Imperial Tobacco is following the lead set by one its main competitors, British American Tobacco, which established a company called Nicoventures in 2011 to research e-cigarettes [2].

Like many tobacco companies, Imperial Tobacco has seen its sales drop in developed countries as people give up smoking and as the black market grows. Instead, it has been focusing on emerging markets in Saudi Arabia and Turkey where anti-smoking legislation and public awareness of the negative health effects of tobacco is far weaker than in most European countries.

Indeed, 2012 and early 2013 have seen a number of big tobacco companies investing in electronic cigarettes, both in the United Kingdom and United States.

In December 2012, for example, British American Tobacco acquired CN Creative, a company that sells electric cigarettes.

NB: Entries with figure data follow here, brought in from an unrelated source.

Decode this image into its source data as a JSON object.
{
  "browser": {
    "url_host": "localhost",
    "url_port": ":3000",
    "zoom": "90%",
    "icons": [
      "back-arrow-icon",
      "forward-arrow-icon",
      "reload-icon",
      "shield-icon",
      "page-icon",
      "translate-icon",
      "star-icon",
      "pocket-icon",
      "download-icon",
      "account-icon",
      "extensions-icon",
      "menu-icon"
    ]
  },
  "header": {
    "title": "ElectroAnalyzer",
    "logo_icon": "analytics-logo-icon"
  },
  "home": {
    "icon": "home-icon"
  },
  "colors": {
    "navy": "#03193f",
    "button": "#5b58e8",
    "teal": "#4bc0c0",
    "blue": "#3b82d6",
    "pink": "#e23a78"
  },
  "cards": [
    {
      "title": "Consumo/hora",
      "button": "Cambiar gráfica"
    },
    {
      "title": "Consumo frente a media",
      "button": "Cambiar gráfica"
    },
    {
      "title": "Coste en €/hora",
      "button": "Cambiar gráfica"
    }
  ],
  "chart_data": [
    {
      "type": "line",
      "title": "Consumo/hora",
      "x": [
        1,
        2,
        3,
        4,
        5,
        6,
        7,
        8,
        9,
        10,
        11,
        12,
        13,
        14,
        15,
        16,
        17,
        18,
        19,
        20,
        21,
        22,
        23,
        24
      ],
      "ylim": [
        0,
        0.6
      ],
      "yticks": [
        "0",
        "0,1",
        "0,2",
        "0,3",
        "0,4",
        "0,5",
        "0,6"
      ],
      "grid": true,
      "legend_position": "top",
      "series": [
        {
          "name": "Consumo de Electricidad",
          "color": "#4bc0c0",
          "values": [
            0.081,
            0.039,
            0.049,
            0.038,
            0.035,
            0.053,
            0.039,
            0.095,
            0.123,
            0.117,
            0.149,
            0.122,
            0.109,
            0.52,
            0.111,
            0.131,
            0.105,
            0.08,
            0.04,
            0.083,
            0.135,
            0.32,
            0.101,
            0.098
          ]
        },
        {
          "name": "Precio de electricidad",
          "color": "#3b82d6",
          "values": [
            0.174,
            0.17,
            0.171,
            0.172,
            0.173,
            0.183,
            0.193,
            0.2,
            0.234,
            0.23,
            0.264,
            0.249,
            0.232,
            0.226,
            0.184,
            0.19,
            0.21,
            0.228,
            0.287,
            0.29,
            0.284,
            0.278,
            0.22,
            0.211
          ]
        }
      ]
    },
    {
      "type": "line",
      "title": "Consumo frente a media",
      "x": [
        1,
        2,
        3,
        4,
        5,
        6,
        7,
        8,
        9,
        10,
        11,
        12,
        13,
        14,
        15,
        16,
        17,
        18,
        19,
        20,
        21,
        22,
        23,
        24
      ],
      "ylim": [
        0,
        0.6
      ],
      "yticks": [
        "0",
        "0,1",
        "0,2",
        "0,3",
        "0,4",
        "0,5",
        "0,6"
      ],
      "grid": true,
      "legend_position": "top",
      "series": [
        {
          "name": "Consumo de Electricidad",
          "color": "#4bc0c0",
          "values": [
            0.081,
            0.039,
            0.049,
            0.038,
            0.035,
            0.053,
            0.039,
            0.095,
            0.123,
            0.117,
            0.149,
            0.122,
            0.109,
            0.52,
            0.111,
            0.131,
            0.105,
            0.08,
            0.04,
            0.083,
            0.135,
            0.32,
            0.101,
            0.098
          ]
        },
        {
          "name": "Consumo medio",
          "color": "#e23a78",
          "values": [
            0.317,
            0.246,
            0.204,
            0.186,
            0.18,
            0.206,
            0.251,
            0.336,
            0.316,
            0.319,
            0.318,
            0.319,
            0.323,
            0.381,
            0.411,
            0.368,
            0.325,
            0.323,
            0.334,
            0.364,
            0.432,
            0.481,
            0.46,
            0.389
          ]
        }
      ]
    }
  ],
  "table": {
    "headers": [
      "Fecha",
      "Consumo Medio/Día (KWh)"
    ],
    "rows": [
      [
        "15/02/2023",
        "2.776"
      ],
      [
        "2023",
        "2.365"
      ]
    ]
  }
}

A press release published on the company’s website on 19 December 2012 states that “British American Tobacco announced today that it has acquired CN Creative Limited, a UK based start-up company who specialises in the development of e-cigarette technologies intended to offer smokers a less risky alternative to cigarettes” [3].

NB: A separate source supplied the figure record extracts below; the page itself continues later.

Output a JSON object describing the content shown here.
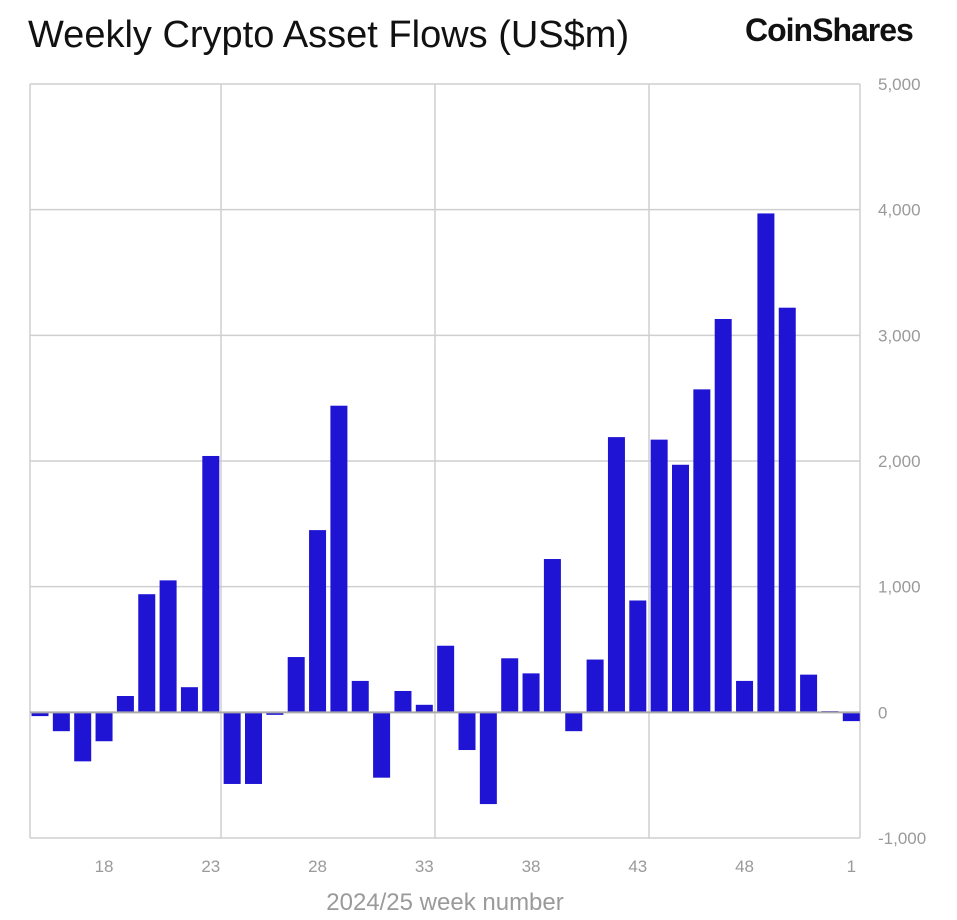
{
  "chart_data": {
    "type": "bar",
    "title": "Weekly Crypto Asset Flows (US$m)",
    "logo": "CoinShares",
    "xlabel": "2024/25 week number",
    "ylabel": "",
    "ylim": [
      -1000,
      5000
    ],
    "yticks": [
      -1000,
      0,
      1000,
      2000,
      3000,
      4000,
      5000
    ],
    "ytick_labels": [
      "-1,000",
      "0",
      "1,000",
      "2,000",
      "3,000",
      "4,000",
      "5,000"
    ],
    "xtick_labels": [
      "18",
      "23",
      "28",
      "33",
      "38",
      "43",
      "48",
      "1"
    ],
    "grid": true,
    "bar_color": "#1f14d4",
    "categories": [
      "15",
      "16",
      "17",
      "18",
      "19",
      "20",
      "21",
      "22",
      "23",
      "24",
      "25",
      "26",
      "27",
      "28",
      "29",
      "30",
      "31",
      "32",
      "33",
      "34",
      "35",
      "36",
      "37",
      "38",
      "39",
      "40",
      "41",
      "42",
      "43",
      "44",
      "45",
      "46",
      "47",
      "48",
      "49",
      "50",
      "51",
      "52",
      "1"
    ],
    "values": [
      -30,
      -150,
      -390,
      -230,
      130,
      940,
      1050,
      200,
      2040,
      -570,
      -570,
      -20,
      440,
      1450,
      2440,
      250,
      -520,
      170,
      60,
      530,
      -300,
      -730,
      430,
      310,
      1220,
      -150,
      420,
      2190,
      890,
      2170,
      1970,
      2570,
      3130,
      250,
      3970,
      3220,
      300,
      10,
      -70
    ]
  }
}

According to Euromonitor, a market research company, British American Tobacco and CN Creative have plans to launch what they have called an “e-light cigarette” on to the market some time in 2014 [4].

In the United States, big tobacco companies are similarly investing in e-cigarette research or buying up existing electronic cigarette retailers. Market leader Altria is planning to launch an electric cigarette on to the market some time in the middle of 2013 [5]. Its competitor Reynolds American is currently doing market research on its own e-cigarette [6]. All of these companies, however, are following the lead set by Lorillard, the third biggest cigarette manufacturer in the United States, which purchased the largest American electronic cigarette company – BluCigs – in 2012 for a reported $135 million [7]. Lorillard claims to control 40 per cent of the United States electric cigarette market [8].

The big tobacco companies, realising that tobacco cigarettes are a dying business throughout the developed world, have decided to get in to the e-cigarette market in an effort to maintain their earnings in these markets where fewer people are smoking.

[1] “Imperial Tobacco to develop e-cigarettes as profits drop”, Reuters, 30 April 2013.
[2] British American Tobacco, “British American Tobacco establishes stand-alone company, Nicoventures Limited”, British American Tobacco website, 5 April 2011.
[3] British American Tobacco, “British American Tobacco buys UK based e-cigarette technology company”, British American Tobacco website, 19 December 2012.
[4] Don Hedley, “What’s happening in tobacco”, Euromonitor International, 29 March 2013.
[5] Mike Esterl & John Kell, “Altria to enter e-cigarette market”, The Wall Street Journal, 25 April 2013.
[6] Reynolds American, Quarterly Report, United States Securities and Exchange Commission, 23 April 2013.
[7] Lorillard, “Lorillard Inc. reports first quarter 2012 results and acquisition of blu ecigs”, Lorillard website, 25 April 2012.
[8] Shane MacGuill, “Mass appeal: Lorillard earnings releases give a unique glimpse of US e-cigarette market”, Euromonitor International, 1 May 2013.